Up the Garden Path
- Author: John Rhode
- Language: English
- Series: Lancelot Priestley
- Genre: Detective
- Publisher: Geoffrey Bles (UK) Dodd Mead (US)
- Publication date: 1949
- Publication place: United Kingdom
- Media type: Print
- Preceded by: Blackthorn House
- Followed by: The Two Graphs

= Up the Garden Path (novel) =

1949 novel

Up the Garden Path is a 1949 detective novel by John Rhode, the pen name of the British writer Cecil Street.
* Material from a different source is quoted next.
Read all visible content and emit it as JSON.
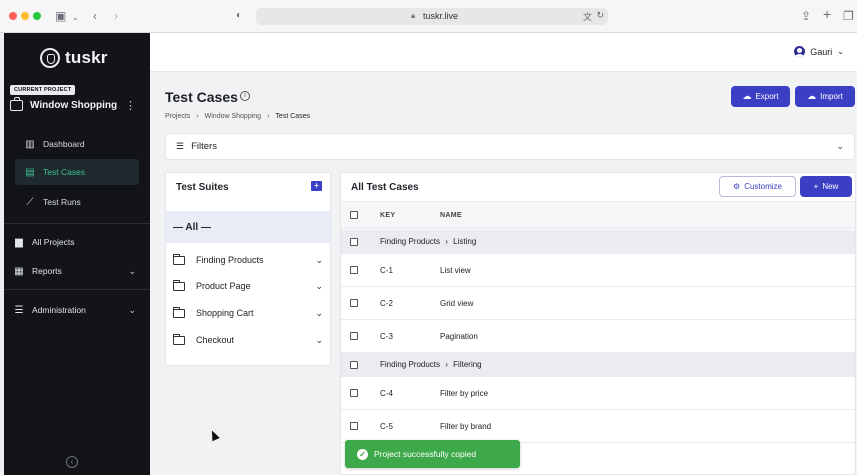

It is the forty ninth in his long-running series of novels featuring Lancelot Priestley, a Golden Age armchair detective. It was published in America by Dodd Mead under the alternative title The Fatal Garden. Reviewing the novel in The Observer, Maurice Richardson concluded "Mr. Rhode has lost very little of his grip."

==Synopsis==
Two corpses are found in the garden of the house of an eccentric inventor Gabriel Hockliffe. Unusually Priestley takes an active role in the investigation rather than solving it from a detached distance.

==Bibliography==
- Evans, Curtis. Masters of the "Humdrum" Mystery: Cecil John Charles Street, Freeman Wills Crofts, Alfred Walter Stewart and the British Detective Novel, 1920-1961. McFarland, 2014.
- Herbert, Rosemary. Whodunit?: A Who's Who in Crime & Mystery Writing. Oxford University Press, 2003.
- Magill, Frank Northen . Critical Survey of Mystery and Detective Fiction: Authors, Volume 4. Salem Press, 1988.
- Reilly, John M. Twentieth Century Crime & Mystery Writers. Springer, 2015.